The county is soliciting price quotes for blocks of rooms over the coming days, Mayor Eri Garcetti said in a Twitter message sent Sunday night.
The move appears aimed primarily at housing patients experiencing homelessness, but the county said it also plans to provide rooms to “individuals whose current housing situation does not allow them to self-quarantine at home.” Los Angeles County tallied 59,000 people living on the street in a survey last year.
In his message Sunday, Garcetti shared a link to a survey hotel operators could fill out, and said “900+” rooms will be used for isolation and quarantine. Last week, the mayor said “anyplace is on the table” to house coronavirus patients, including sports stadiums and theaters.

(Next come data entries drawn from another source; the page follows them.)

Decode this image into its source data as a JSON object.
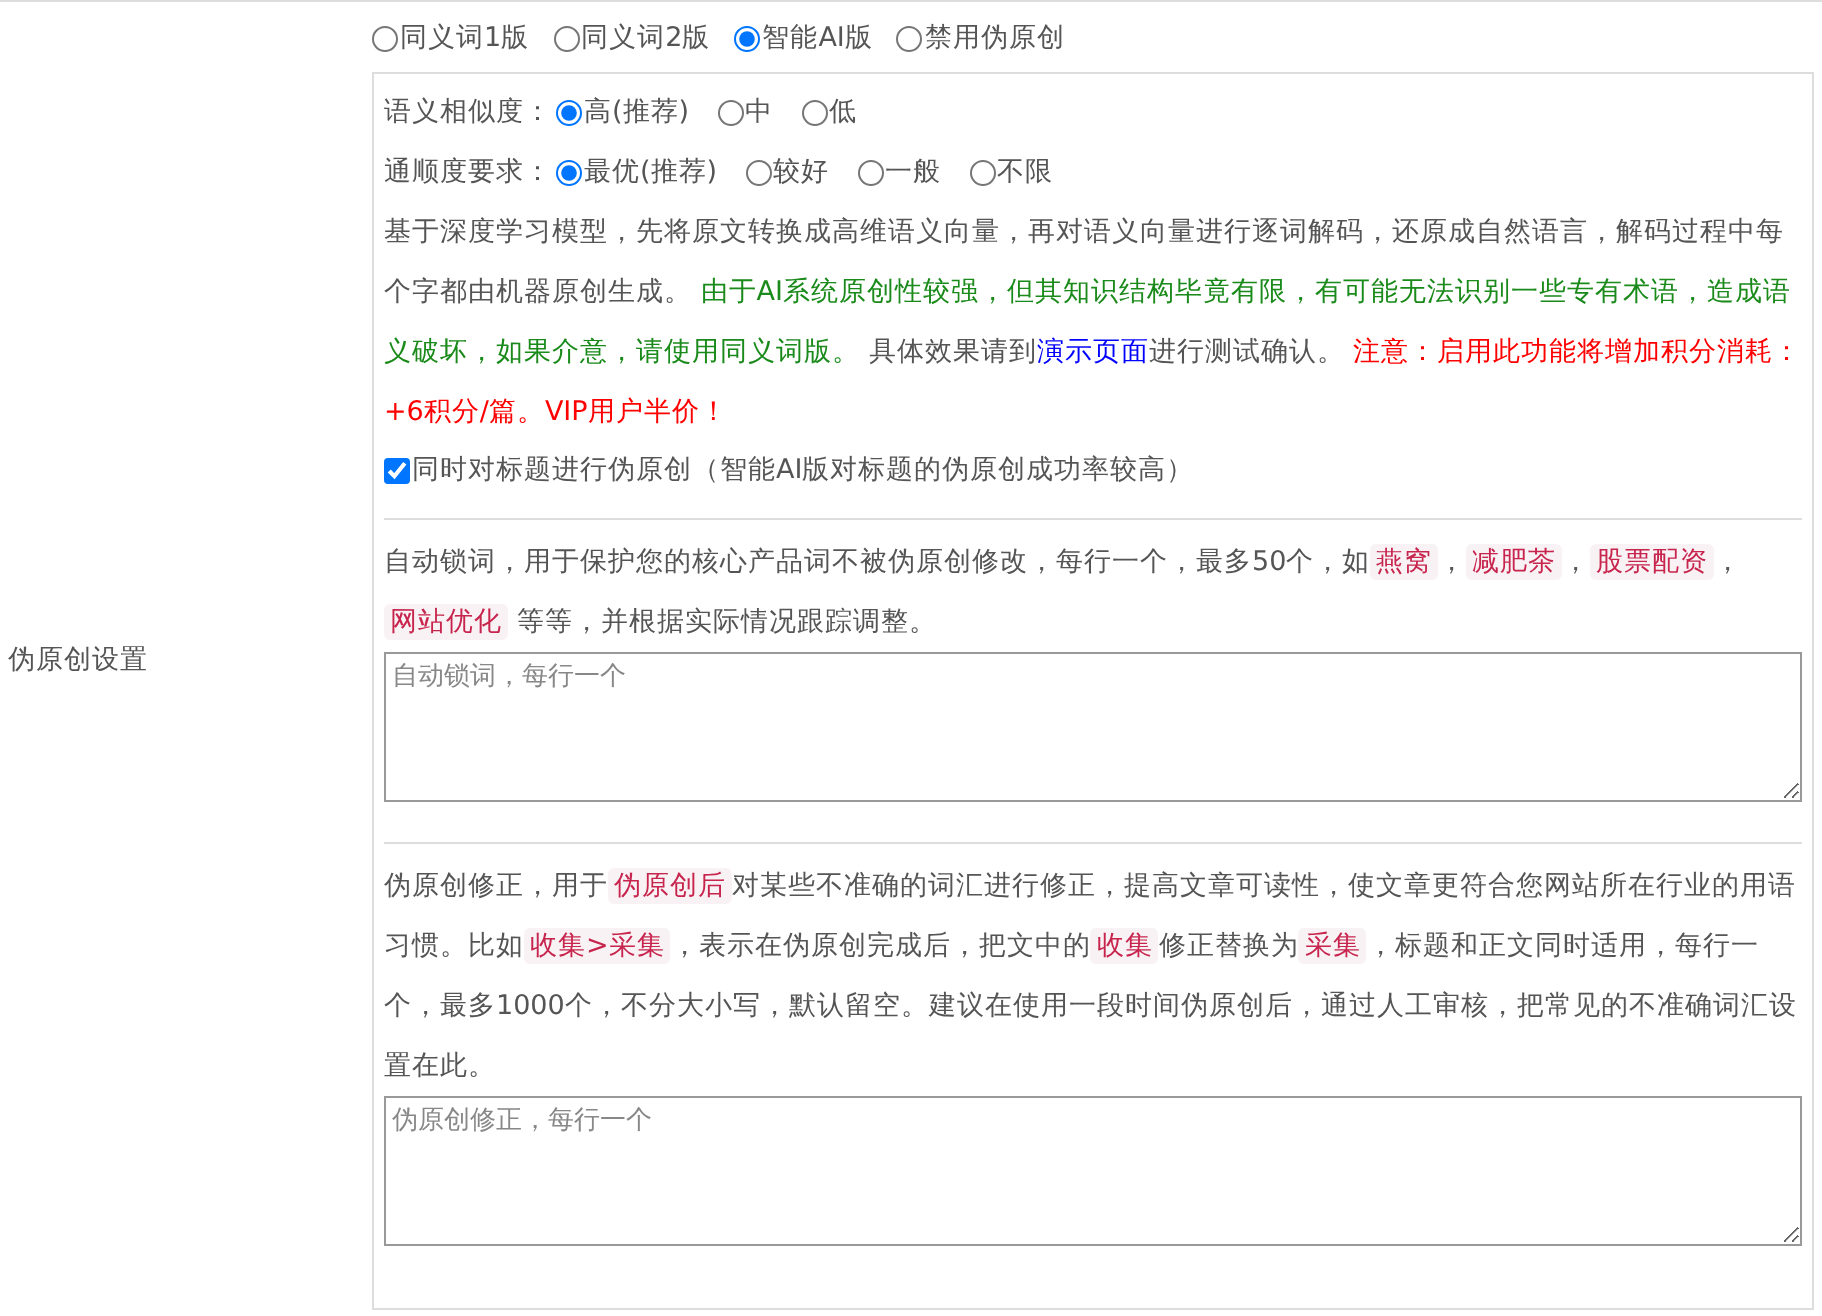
{
  "section_label": "伪原创设置",
  "modes": [
    {
      "label": "同义词1版",
      "selected": false
    },
    {
      "label": "同义词2版",
      "selected": false
    },
    {
      "label": "智能AI版",
      "selected": true
    },
    {
      "label": "禁用伪原创",
      "selected": false
    }
  ],
  "similarity": {
    "label": "语义相似度：",
    "options": [
      {
        "label": "高(推荐)",
        "selected": true
      },
      {
        "label": "中",
        "selected": false
      },
      {
        "label": "低",
        "selected": false
      }
    ]
  },
  "fluency": {
    "label": "通顺度要求：",
    "options": [
      {
        "label": "最优(推荐)",
        "selected": true
      },
      {
        "label": "较好",
        "selected": false
      },
      {
        "label": "一般",
        "selected": false
      },
      {
        "label": "不限",
        "selected": false
      }
    ]
  },
  "ai_description": [
    {
      "kind": "text",
      "text": "基于深度学习模型，先将原文转换成高维语义向量，再对语义向量进行逐词解码，还原成自然语言，解码过程中每个字都由机器原创生成。 "
    },
    {
      "kind": "note",
      "text": "由于AI系统原创性较强，但其知识结构毕竟有限，有可能无法识别一些专有术语，造成语义破坏，如果介意，请使用同义词版。"
    },
    {
      "kind": "text",
      "text": " 具体效果请到"
    },
    {
      "kind": "link",
      "text": "演示页面"
    },
    {
      "kind": "text",
      "text": "进行测试确认。 "
    },
    {
      "kind": "warning",
      "text": "注意：启用此功能将增加积分消耗：+6积分/篇。VIP用户半价！"
    }
  ],
  "title_option": {
    "label": "同时对标题进行伪原创（智能AI版对标题的伪原创成功率较高）",
    "checked": true
  },
  "lock_words": {
    "description": [
      {
        "kind": "text",
        "text": "自动锁词，用于保护您的核心产品词不被伪原创修改，每行一个，最多50个，如"
      },
      {
        "kind": "code",
        "text": "燕窝"
      },
      {
        "kind": "text",
        "text": "，"
      },
      {
        "kind": "code",
        "text": "减肥茶"
      },
      {
        "kind": "text",
        "text": "，"
      },
      {
        "kind": "code",
        "text": "股票配资"
      },
      {
        "kind": "text",
        "text": "，"
      },
      {
        "kind": "code",
        "text": "网站优化"
      },
      {
        "kind": "text",
        "text": " 等等，并根据实际情况跟踪调整。"
      }
    ],
    "placeholder": "自动锁词，每行一个"
  },
  "corrections": {
    "description": [
      {
        "kind": "text",
        "text": "伪原创修正，用于"
      },
      {
        "kind": "code",
        "text": "伪原创后"
      },
      {
        "kind": "text",
        "text": "对某些不准确的词汇进行修正，提高文章可读性，使文章更符合您网站所在行业的用语习惯。比如"
      },
      {
        "kind": "code",
        "text": "收集>采集"
      },
      {
        "kind": "text",
        "text": "，表示在伪原创完成后，把文中的"
      },
      {
        "kind": "code",
        "text": "收集"
      },
      {
        "kind": "text",
        "text": "修正替换为"
      },
      {
        "kind": "code",
        "text": "采集"
      },
      {
        "kind": "text",
        "text": "，标题和正文同时适用，每行一个，最多1000个，不分大小写，默认留空。建议在使用一段时间伪原创后，通过人工审核，把常见的不准确词汇设置在此。"
      }
    ],
    "placeholder": "伪原创修正，每行一个"
  }
}
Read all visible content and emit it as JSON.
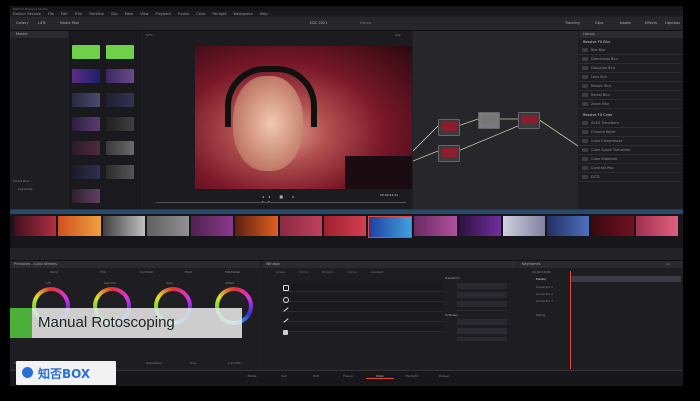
{
  "app": {
    "title": "DaVinci Resolve Studio",
    "menus": [
      "DaVinci Resolve",
      "File",
      "Edit",
      "Trim",
      "Timeline",
      "Clip",
      "Mark",
      "View",
      "Playback",
      "Fusion",
      "Color",
      "Fairlight",
      "Workspace",
      "Help"
    ],
    "toolbar": {
      "gallery": "Gallery",
      "luts": "LUTs",
      "media_pool": "Media Pool",
      "timeline_name": "EDC 2021",
      "edited": "Edited",
      "timecode": "00:00:16:17",
      "clip": "Clip",
      "tracker": "Tracking",
      "fx": "Clips",
      "nodes": "Nodes",
      "effects": "Effects",
      "lightbox": "Lightbox"
    },
    "colors": {
      "bg": "#202024",
      "accent": "#e5483a",
      "callout_green": "#4caf3a",
      "node_red": "#8a1e2c"
    }
  },
  "media_pool": {
    "header": "Master",
    "sidebar_label": "Smart Bins",
    "sidebar_item": "Keywords"
  },
  "viewer": {
    "zoom": "57%",
    "timecode": "00:00:24:21"
  },
  "library": {
    "header": "Library",
    "section1": "Resolve FX Blur",
    "blur_items": [
      "Box Blur",
      "Directional Blur",
      "Gaussian Blur",
      "Lens Blur",
      "Mosaic Blur",
      "Radial Blur",
      "Zoom Blur"
    ],
    "section2": "Resolve FX Color",
    "color_items": [
      "ACES Transform",
      "Chroma Keyer",
      "Color Compressor",
      "Color Space Transform",
      "Color Stabilizer",
      "Contrast Pop",
      "DCTL"
    ]
  },
  "color_wheels": {
    "header": "Primaries - Color Wheels",
    "temp_label": "Temp",
    "tint_label": "Tint",
    "contrast_label": "Contrast",
    "pivot_label": "Pivot",
    "md_label": "Mid/Detail",
    "wheels": [
      "Lift",
      "Gamma",
      "Gain",
      "Offset"
    ],
    "bottom": [
      "Col Boost",
      "Shad",
      "Hi/Light",
      "Saturation",
      "Hue",
      "Lum Mix"
    ]
  },
  "window_panel": {
    "header": "Window",
    "tabs": [
      "Linear",
      "Circle",
      "Polygon",
      "Curve",
      "Gradient"
    ],
    "transform": "Transform",
    "softness": "Softness"
  },
  "keyframes": {
    "header": "Keyframes",
    "all": "All",
    "timecode": "00:00:16:00",
    "master": "Master",
    "tracks": [
      "Corrector 1",
      "Corrector 2",
      "Corrector 3",
      "Sizing"
    ]
  },
  "pages": [
    "Media",
    "Cut",
    "Edit",
    "Fusion",
    "Color",
    "Fairlight",
    "Deliver"
  ],
  "callout": "Manual Rotoscoping",
  "logo": "知否BOX"
}
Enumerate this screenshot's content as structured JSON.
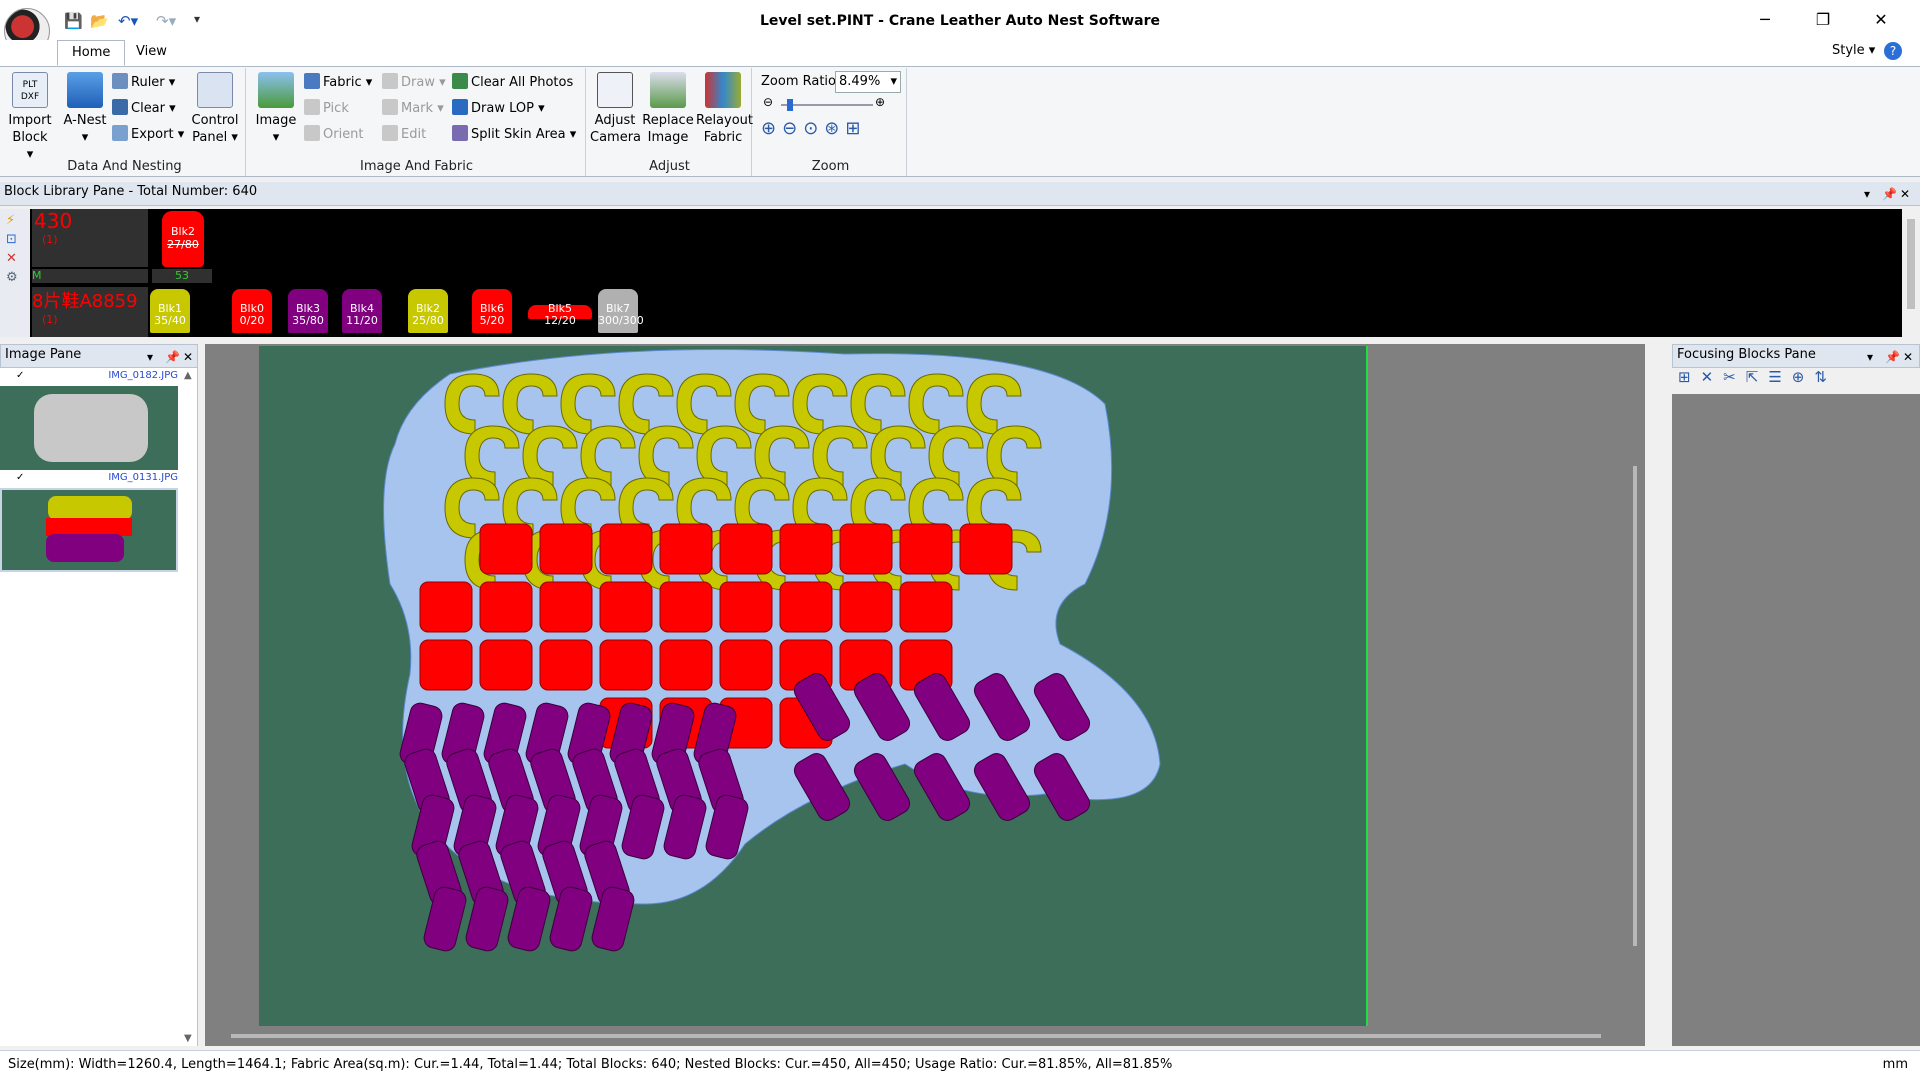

L.A. County is already in talks to book all 244 rooms at the Sheraton Fairplex in Pomona to house coronavirus patients. Congresswoman Norma J. Torres criticized that plan over concerns that patients would be barred from leaving the hotel.
Other cities have adopted similar measures of using hotels to house Covid-19 patients in an effort to alleviate overcrowding at hospitals. In L.A., the move comes as the state remains under a stay-at-home order and with the hospitality industry devastated by the pandemic. Many of L.A.’s hotels have closed, putting thousands of people out of work.